Having made His point concerning what the wealth had accomplished, always with an eye towards correcting the practice of the church, Jesus takes up a discourse that utilizes the three main wealth generators (financial/gold transactions, textiles, eye salve), relating them to Himself and what is available through Him, so as to make it clear that the blessings that are available to His people as part of His kingdom are far superior to anything that could bring them wealth in the world’s present form, especially if it brought about a denial of Him and His kingdom principles and practices. This denial of kingdom has placed Jesus, as far as He is concerned, outside the church, where He stands at the door and knocks, speaking to them (as He is doing in this letter), and desiring to re-join them. Before expressing what it is that He desires to do, Jesus says, “All those I love, I rebuke and discipline. So be earnest and repent!” (Revelation 3:19)

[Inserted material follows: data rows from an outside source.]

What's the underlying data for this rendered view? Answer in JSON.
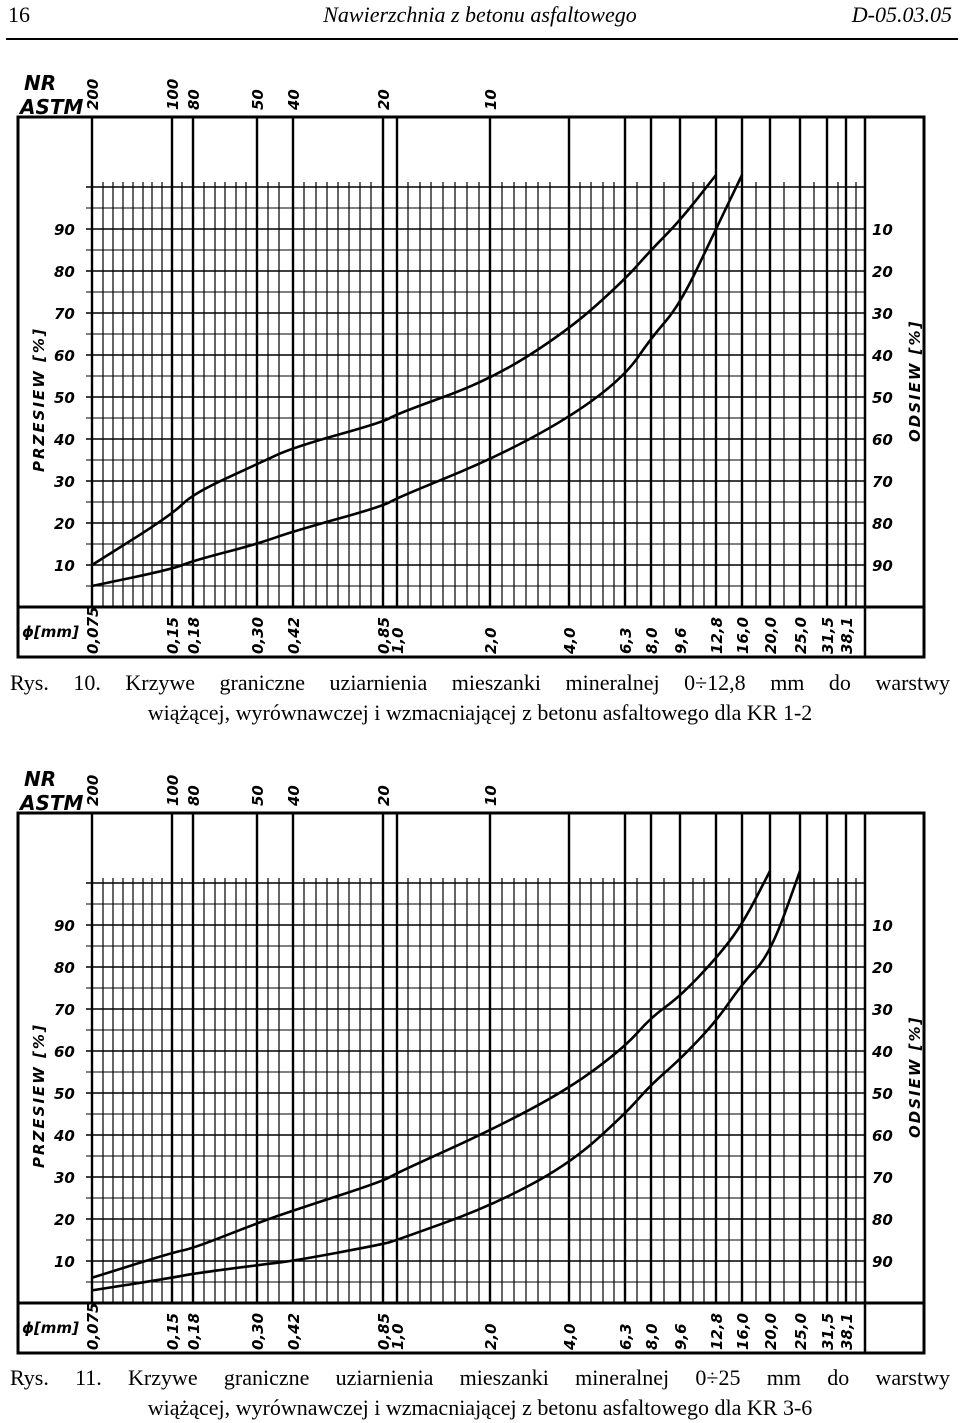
{
  "header": {
    "page_number": "16",
    "title": "Nawierzchnia z betonu asfaltowego",
    "code": "D-05.03.05"
  },
  "chart_data": [
    {
      "type": "line",
      "nr_label": "NR",
      "astm_label": "ASTM",
      "left_axis_label": "PRZESIEW [%]",
      "right_axis_label": "ODSIEW [%]",
      "xlabel": "ϕ[mm]",
      "astm_ticks": [
        "200",
        "100",
        "80",
        "50",
        "40",
        "20",
        "10"
      ],
      "x_ticks": [
        "0,075",
        "0,15",
        "0,18",
        "0,30",
        "0,42",
        "0,85",
        "1,0",
        "2,0",
        "4,0",
        "6,3",
        "8,0",
        "9,6",
        "12,8",
        "16,0",
        "20,0",
        "25,0",
        "31,5",
        "38,1"
      ],
      "y_ticks_left": [
        "10",
        "20",
        "30",
        "40",
        "50",
        "60",
        "70",
        "80",
        "90"
      ],
      "y_ticks_right": [
        "90",
        "80",
        "70",
        "60",
        "50",
        "40",
        "30",
        "20",
        "10"
      ],
      "ylim": [
        0,
        100
      ],
      "series": [
        {
          "x": [
            0.075,
            0.15,
            0.18,
            0.3,
            0.42,
            0.85,
            1.0,
            2.0,
            4.0,
            6.3,
            8.0,
            9.6,
            12.8
          ],
          "values": [
            10,
            22,
            27,
            34,
            38,
            44,
            46,
            54,
            66,
            78,
            85,
            92,
            100
          ]
        },
        {
          "x": [
            0.075,
            0.15,
            0.18,
            0.3,
            0.42,
            0.85,
            1.0,
            2.0,
            4.0,
            6.3,
            8.0,
            9.6,
            12.8,
            16.0
          ],
          "values": [
            5,
            9,
            11,
            15,
            18,
            24,
            26,
            35,
            45,
            55,
            64,
            72,
            90,
            100
          ]
        }
      ]
    },
    {
      "type": "line",
      "nr_label": "NR",
      "astm_label": "ASTM",
      "left_axis_label": "PRZESIEW [%]",
      "right_axis_label": "ODSIEW [%]",
      "xlabel": "ϕ[mm]",
      "astm_ticks": [
        "200",
        "100",
        "80",
        "50",
        "40",
        "20",
        "10"
      ],
      "x_ticks": [
        "0,075",
        "0,15",
        "0,18",
        "0,30",
        "0,42",
        "0,85",
        "1,0",
        "2,0",
        "4,0",
        "6,3",
        "8,0",
        "9,6",
        "12,8",
        "16,0",
        "20,0",
        "25,0",
        "31,5",
        "38,1"
      ],
      "y_ticks_left": [
        "10",
        "20",
        "30",
        "40",
        "50",
        "60",
        "70",
        "80",
        "90"
      ],
      "y_ticks_right": [
        "90",
        "80",
        "70",
        "60",
        "50",
        "40",
        "30",
        "20",
        "10"
      ],
      "ylim": [
        0,
        100
      ],
      "series": [
        {
          "x": [
            0.075,
            0.15,
            0.18,
            0.3,
            0.42,
            0.85,
            1.0,
            2.0,
            4.0,
            6.3,
            8.0,
            9.6,
            12.8,
            16.0,
            20.0
          ],
          "values": [
            6,
            12,
            13,
            19,
            22,
            29,
            31,
            41,
            51,
            61,
            68,
            73,
            82,
            90,
            100
          ]
        },
        {
          "x": [
            0.075,
            0.15,
            0.18,
            0.3,
            0.42,
            0.85,
            1.0,
            2.0,
            4.0,
            6.3,
            8.0,
            9.6,
            12.8,
            16.0,
            20.0,
            25.0
          ],
          "values": [
            3,
            6,
            7,
            9,
            10,
            14,
            15,
            23,
            33,
            45,
            52,
            58,
            67,
            76,
            83,
            100
          ]
        }
      ]
    }
  ],
  "captions": [
    {
      "line1": "Rys.  10.  Krzywe  graniczne  uziarnienia  mieszanki  mineralnej  0÷12,8  mm  do  warstwy",
      "line2": "wiążącej, wyrównawczej i wzmacniającej z betonu asfaltowego dla KR 1-2"
    },
    {
      "line1": "Rys.  11.  Krzywe  graniczne  uziarnienia  mieszanki  mineralnej  0÷25  mm  do  warstwy",
      "line2": "wiążącej, wyrównawczej i wzmacniającej z betonu asfaltowego dla KR 3-6"
    }
  ]
}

With this mention of rebuke, discipline, and repentance, Jesus offers them a path back to where they belong. As shall be seen, Jesus’ words are quite specific and quite telling. Jesus is being very explicit, and this church will have no problem in identifying what they are getting wrong, and setting it right. Clearly, the church community at Laodicea believes themselves to be quite special. It would appear that, in this case, there are some wealthy individuals in the church, which is not problematic in and of itself. However, allowing cherished non-church-community ideals to infect the church and its fellowship is highly problematic.
The church, of course, while taking the full measure of its cultural context, attempts to shift their community’s culture in the direction of the cross, recognizing above all the sovereign claim of the covenant God’s kingdom and its consequent demand on those that confess allegiance to its King. The church, which is identified within its community by its fellowship, is not to be overrun by a dominating social ethos in such a way that it begins to reflect society back on itself. If the church is reflecting the values and ethics of the community in which it is to be found, then unless that community is one that is predominantly shaped by an abiding concern for the kingdom of the Creator, then that church is going to be quite handicapped (wretched, poor, pitiful, blind, naked) in its ability to reflect the glory of its God into the world.
The world, of course, is the new world that began taking shape at the Resurrection. Just as a people of Israel’s God was sent into a promised land to live in a certain way that their God desired and to redeem that land as the firstfruits of a redeemed humanity and creation, so too are the people of this same God following the Resurrection, and in the transformative power of the Spirit and the Gospel confession, delivered into their promised land (now the entire creation), to live as their God desires, as the firstfruits of a redeemed humanity and a redeemed cosmos.